The former Texas Tech psychologist will lead university’s largest academic division beginning Aug. 1
JUNE 30, 2015 | By MICHAEL NEWSOM
The University of Mississippi has hired Lee Cohen, professor and chair of Texas Tech University’s psychological sciences department, to become the next dean of the College of Liberal Arts. He is set to begin his new post Aug. 1.
Cohen, who will also teach psychology, said he’s excited and humbled by the selection and looks forward to beginning his work at UM.
“I know that the appointment of a new dean is an important decision and I very much appreciate being given the opportunity to lead the College of Liberal Arts at the University of Mississippi,” Cohen said. “I am excited to get to work and learn all I can about the college as well as the traditions, legacies and history of Ole Miss.
“I am also very much looking forward to building upon existing relationships and forging new ones within the college and across the university and local community.”

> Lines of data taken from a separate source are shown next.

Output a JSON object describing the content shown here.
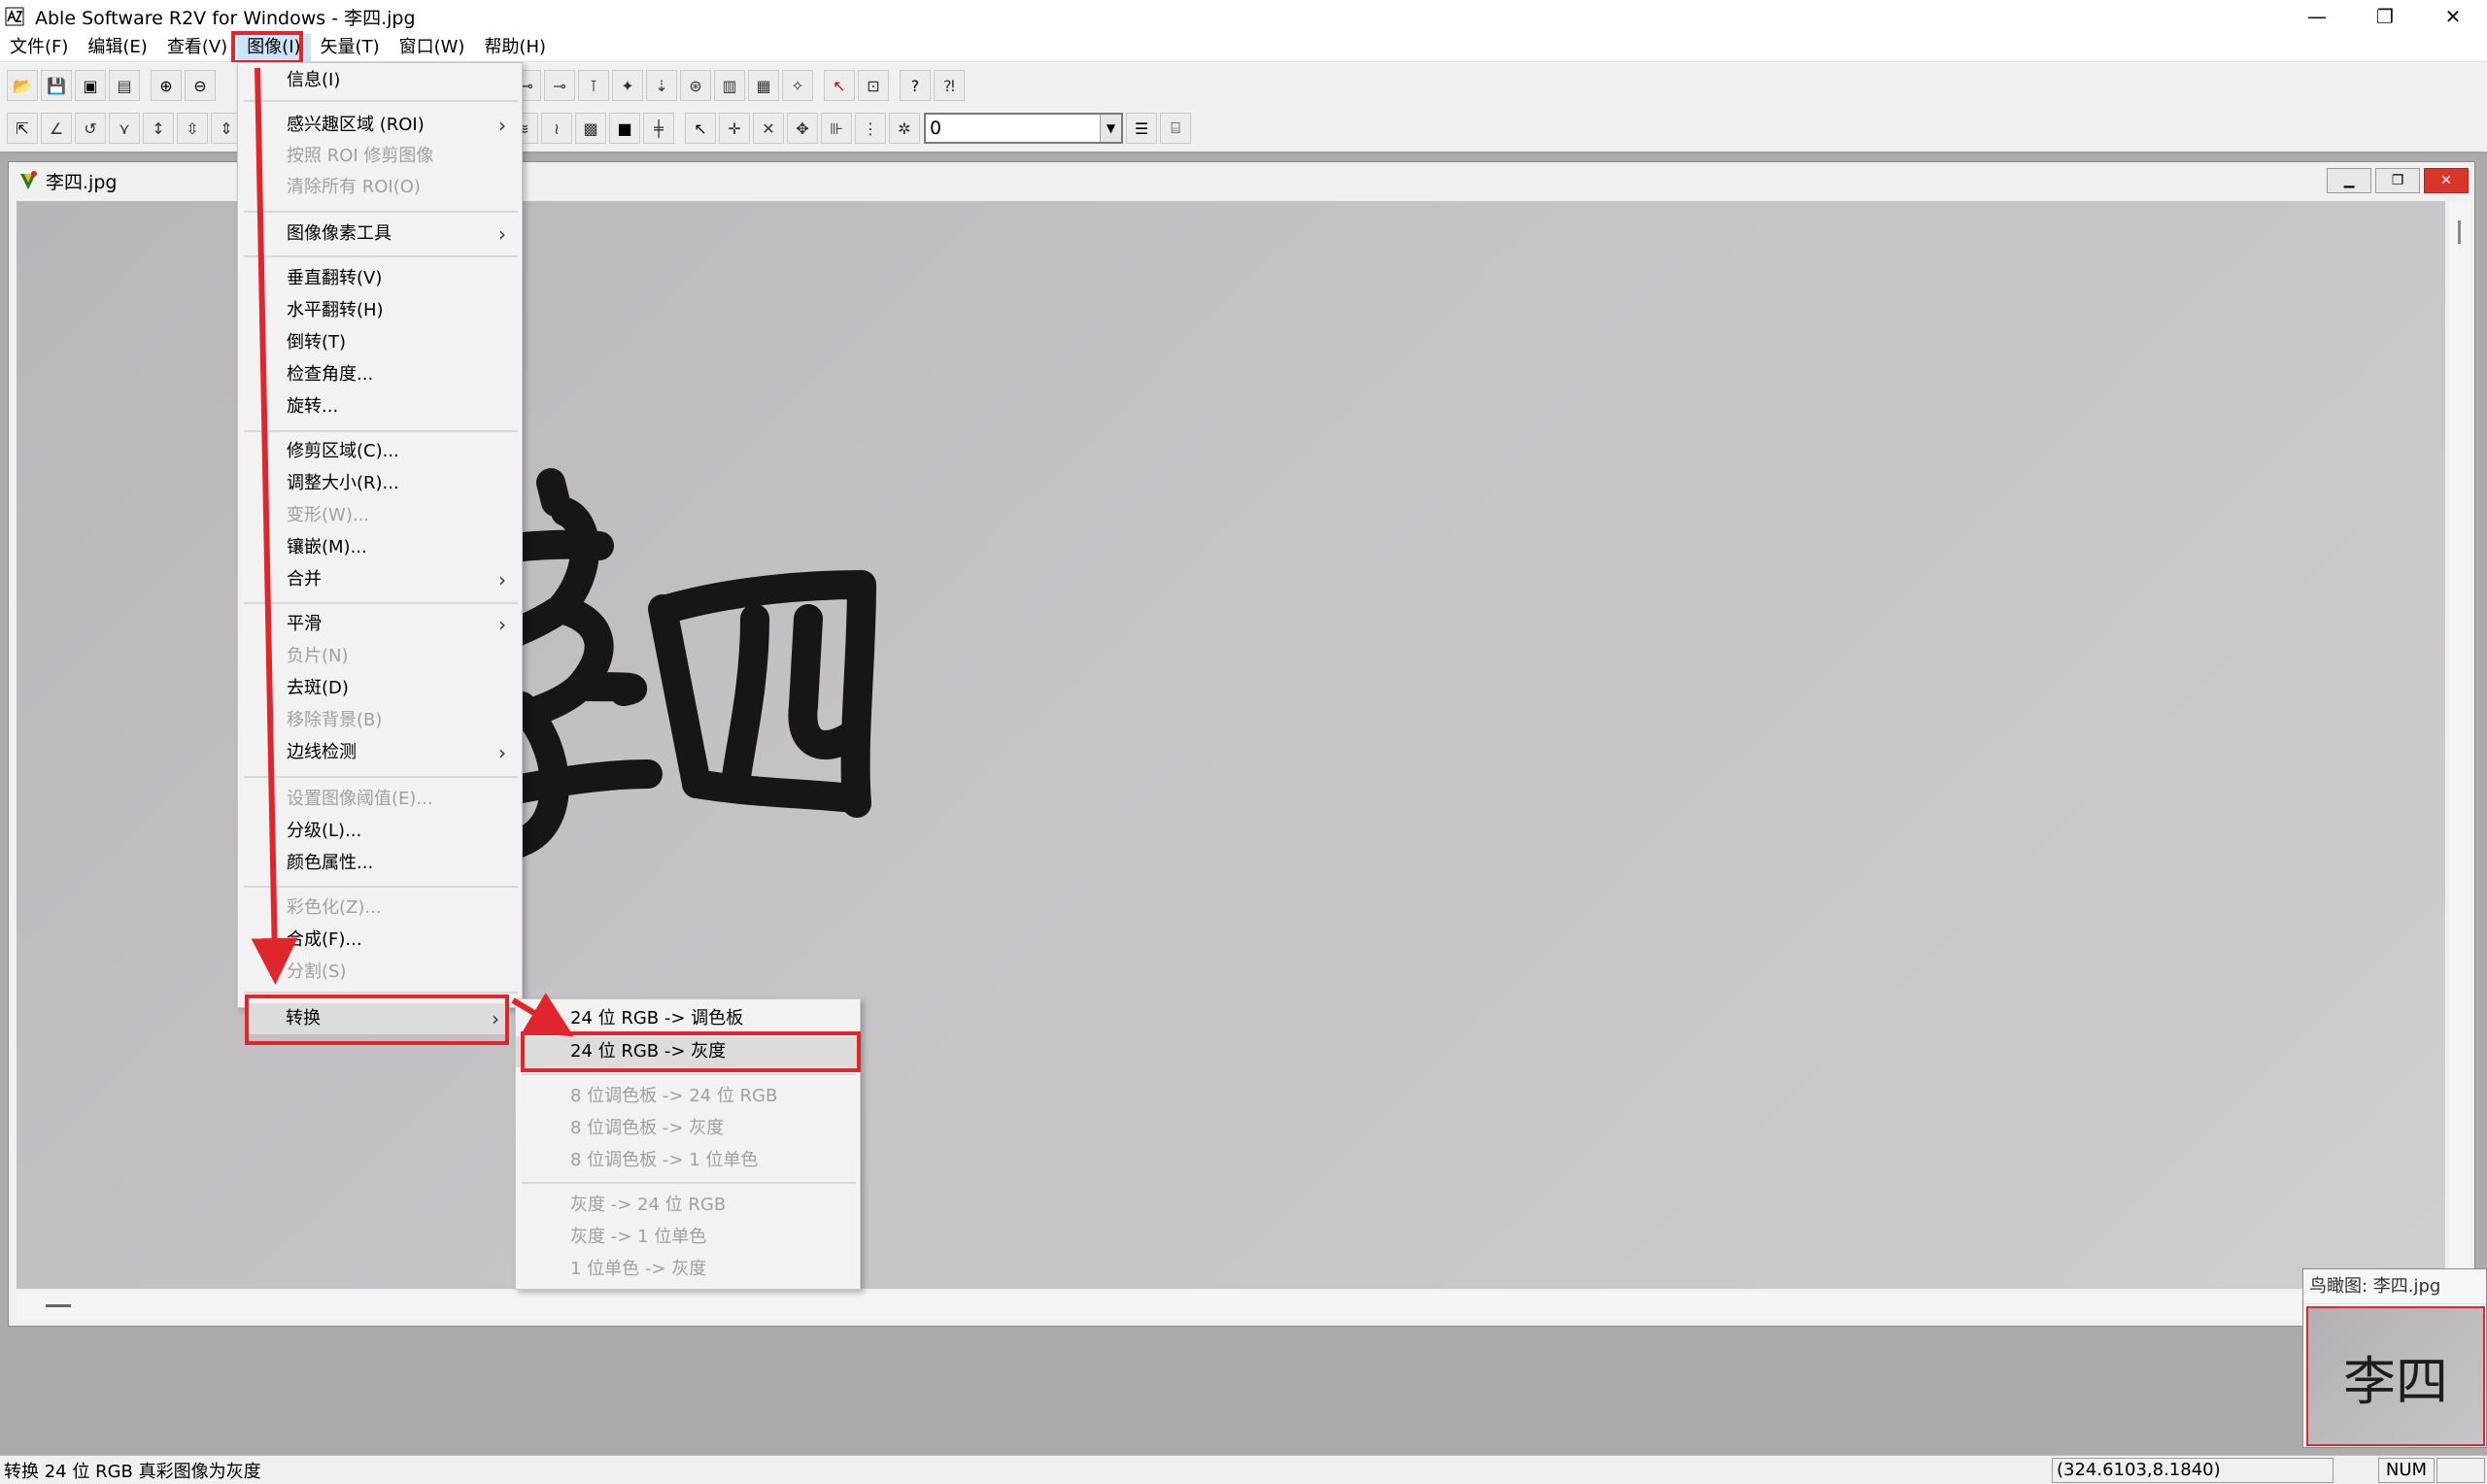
{
  "window": {
    "title": "Able Software R2V for Windows - 李四.jpg",
    "controls": {
      "minimize": "—",
      "restore": "❐",
      "close": "✕"
    }
  },
  "menubar": {
    "items": [
      "文件(F)",
      "编辑(E)",
      "查看(V)",
      "图像(I)",
      "矢量(T)",
      "窗口(W)",
      "帮助(H)"
    ],
    "active": "图像(I)"
  },
  "toolbar": {
    "row1_icons": [
      "open-icon",
      "save-icon",
      "save-all-icon",
      "print-icon",
      "zoom-in-icon",
      "zoom-out-icon"
    ],
    "line_width_value": "0"
  },
  "document": {
    "name": "李四.jpg",
    "image_text": "李四"
  },
  "image_menu": {
    "items": [
      {
        "label": "信息(I)",
        "enabled": true,
        "submenu": false
      },
      {
        "label": "感兴趣区域 (ROI)",
        "enabled": true,
        "submenu": true
      },
      {
        "label": "按照 ROI 修剪图像",
        "enabled": false,
        "submenu": false
      },
      {
        "label": "清除所有 ROI(O)",
        "enabled": false,
        "submenu": false
      },
      {
        "label": "图像像素工具",
        "enabled": true,
        "submenu": true
      },
      {
        "label": "垂直翻转(V)",
        "enabled": true,
        "submenu": false
      },
      {
        "label": "水平翻转(H)",
        "enabled": true,
        "submenu": false
      },
      {
        "label": "倒转(T)",
        "enabled": true,
        "submenu": false
      },
      {
        "label": "检查角度...",
        "enabled": true,
        "submenu": false
      },
      {
        "label": "旋转...",
        "enabled": true,
        "submenu": false
      },
      {
        "label": "修剪区域(C)...",
        "enabled": true,
        "submenu": false
      },
      {
        "label": "调整大小(R)...",
        "enabled": true,
        "submenu": false
      },
      {
        "label": "变形(W)...",
        "enabled": false,
        "submenu": false
      },
      {
        "label": "镶嵌(M)...",
        "enabled": true,
        "submenu": false
      },
      {
        "label": "合并",
        "enabled": true,
        "submenu": true
      },
      {
        "label": "平滑",
        "enabled": true,
        "submenu": true
      },
      {
        "label": "负片(N)",
        "enabled": false,
        "submenu": false
      },
      {
        "label": "去斑(D)",
        "enabled": true,
        "submenu": false
      },
      {
        "label": "移除背景(B)",
        "enabled": false,
        "submenu": false
      },
      {
        "label": "边线检测",
        "enabled": true,
        "submenu": true
      },
      {
        "label": "设置图像阈值(E)...",
        "enabled": false,
        "submenu": false
      },
      {
        "label": "分级(L)...",
        "enabled": true,
        "submenu": false
      },
      {
        "label": "颜色属性...",
        "enabled": true,
        "submenu": false
      },
      {
        "label": "彩色化(Z)...",
        "enabled": false,
        "submenu": false
      },
      {
        "label": "合成(F)...",
        "enabled": true,
        "submenu": false
      },
      {
        "label": "分割(S)",
        "enabled": false,
        "submenu": false
      },
      {
        "label": "转换",
        "enabled": true,
        "submenu": true
      }
    ],
    "submenu_arrow": "›"
  },
  "convert_submenu": {
    "items": [
      {
        "label": "24 位 RGB -> 调色板",
        "enabled": true
      },
      {
        "label": "24 位 RGB -> 灰度",
        "enabled": true
      },
      {
        "label": "8 位调色板 -> 24 位 RGB",
        "enabled": false
      },
      {
        "label": "8 位调色板 -> 灰度",
        "enabled": false
      },
      {
        "label": "8 位调色板 -> 1 位单色",
        "enabled": false
      },
      {
        "label": "灰度 -> 24 位 RGB",
        "enabled": false
      },
      {
        "label": "灰度 -> 1 位单色",
        "enabled": false
      },
      {
        "label": "1 位单色 -> 灰度",
        "enabled": false
      }
    ]
  },
  "overview": {
    "title": "鸟瞰图: 李四.jpg",
    "thumb_text": "李四"
  },
  "statusbar": {
    "message": "转换 24 位 RGB 真彩图像为灰度",
    "coords": "(324.6103,8.1840)",
    "num": "NUM"
  },
  "colors": {
    "annotation_red": "#e0262d",
    "ink": "#15151a"
  }
}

Cohen has demonstrated exemplary personal and professional qualities as a leader and an educator, and the university’s faculty and administration look forward to his arrival, said Morris Stocks, UM acting chancellor.
“We are extremely pleased that Dr. Lee Cohen will be joining the University of Mississippi,” Stocks said. “He has excellent qualifications that will serve him well as he leads the College of Liberal Arts into the future. Dr. Cohen will bring a deep understanding of the values of a liberal education, as well as focused energy and enthusiasm for the continued transformation of our university.”
Acting Provost Noel Wilkin touted Cohen’s success as an administrator and also his distinguished career as a faculty member.
“Dr. Cohen understands the important roles that faculty play on our campus and brings with him valuable experience that will serve him well as he assumes leadership of our largest academic unit on campus,” Wilkin said.
Cohen holds a Bachelor of Arts in psychology from the University of California at San Diego. He earned his master’s degree and doctorate in psychology from Oklahoma State University. For the past 15 years, he’s been a faculty member at Texas Tech. There, he has also served in administrative roles, which includes director of the nationally accredited doctoral program in clinical psychology, in addition to serving as chair of the Department of Psychological Sciences.
He has taught both undergraduate and graduate-level classes, and also has been involved in important research on nicotine addiction. He established a research program that explores the mechanisms that contribute to nicotine use, withdrawal and dependence. He said he has mainly been interested in identifying healthy alternative behaviors that complement smoking cessation efforts.
His wife, Michelle, is an occupational therapist and assistant professor at the Texas Tech University Health Sciences Center. The couple has three children: Ross, 12, Rachel, 9, and Rebecca, 3.